• Abbonati
Il libro

Covid, Gallera si assolve e ne ha per tutti: Conte, Gori, Sala e pure Salvini

Nel "diario" dell’ex assessore regionale al Welfare la "guerra" alla pandemia. Sulla riapertura del pronto soccorso di Alzano: "Corretto quanto fatto". Sulla mancata zona rossa in Valseriana: "Il governo Conte ci aveva rassicurato, non avevamo motivo di agire autonomamente"
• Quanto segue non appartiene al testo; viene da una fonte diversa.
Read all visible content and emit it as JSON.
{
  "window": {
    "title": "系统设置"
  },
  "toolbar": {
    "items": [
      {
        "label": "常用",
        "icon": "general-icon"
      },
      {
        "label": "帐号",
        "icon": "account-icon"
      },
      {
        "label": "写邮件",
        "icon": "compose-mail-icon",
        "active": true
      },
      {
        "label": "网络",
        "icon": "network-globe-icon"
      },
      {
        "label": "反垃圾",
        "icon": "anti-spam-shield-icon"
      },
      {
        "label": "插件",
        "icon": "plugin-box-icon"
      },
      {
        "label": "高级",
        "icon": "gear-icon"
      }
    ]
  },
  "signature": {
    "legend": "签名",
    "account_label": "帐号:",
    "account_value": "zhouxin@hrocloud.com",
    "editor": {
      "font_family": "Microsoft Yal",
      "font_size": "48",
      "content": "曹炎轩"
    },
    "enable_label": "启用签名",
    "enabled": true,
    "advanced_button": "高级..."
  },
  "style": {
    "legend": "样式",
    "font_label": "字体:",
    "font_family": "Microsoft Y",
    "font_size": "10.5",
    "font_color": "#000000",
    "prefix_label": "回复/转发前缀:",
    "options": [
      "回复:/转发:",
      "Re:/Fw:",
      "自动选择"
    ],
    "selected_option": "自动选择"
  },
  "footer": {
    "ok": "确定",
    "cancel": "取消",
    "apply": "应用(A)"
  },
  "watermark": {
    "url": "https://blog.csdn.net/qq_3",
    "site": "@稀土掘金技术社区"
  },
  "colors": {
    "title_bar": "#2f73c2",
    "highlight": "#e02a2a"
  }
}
È vero, non è “un’autocelebrazione”, come scrive Giulio Gallera (e ci mancherebbe, visto che da celebrare non c’è proprio nulla). Piuttosto, il libro “Diario di una guerra non convenzionale, la nostra lotta contro il virus”, pubblicato dall’ex assessore al Welfare di Regione Lombardia con Guerini Associati, è un tentativo di riscattare la propria credibilità; difendere il proprio operato di fronte “al mare di polemiche strumentali – così le definisce Gallera – che hanno investito la Lombardia, colpendo me e il presidente Fontana” durante la prima e seconda ondata Covid.

E dire che fino a pochi mesi prima, a Palazzo Lombardia pensavano di avere una “macchina più che collaudata”. Con l’esperienza dell’epidemia di meningite nel basso Sebino bergamasco (“cinque casi” a fine 2019, ricorda Gallera), tracciamento  e vaccinazioni non erano concetti nuovi. “Mi ripeto che eravamo pronti”. “Avevamo risposto in modo immediato sottoponendo a profilassi centinaia di contatti diretti, vaccinando 33 mila persone in poche settimane”. Ma il Covid è stato ben altra cosa. E il motore della macchina si è presto ingolfato.

Gallera, professione avvocato, fa un po’ l’avvocato di sé stesso. “Non sono solo quello che ha sbagliato a spiegare l’indice Rt”, sembra voler urlare, pur riconoscendo di essere stato “approssimativo” e “scientificamente non appropriato” in quella sfortunata diretta social. “Ci siamo trovati in una notte buia a guidare una macchina con i fari spenti”. E ancora: “Io posso solamente dire di aver fatto tutto ciò che era nelle mie competenze”. Ma, per difendere sé stesso, finisce sempre con l’attaccare qualcun altro: in primis il governo Conte. “I nostri provvedimenti hanno sempre cercato di tenere il passo del virus e, qualche volta, anche di anticiparlo. A differenza del governo nazionale, che in più occasioni ha funzionato da freno anche nell’attuazione delle nostre decisioni. Il caso della zona rossa ad Alzano e Nembro – dice – ne è la dimostrazione plastica”.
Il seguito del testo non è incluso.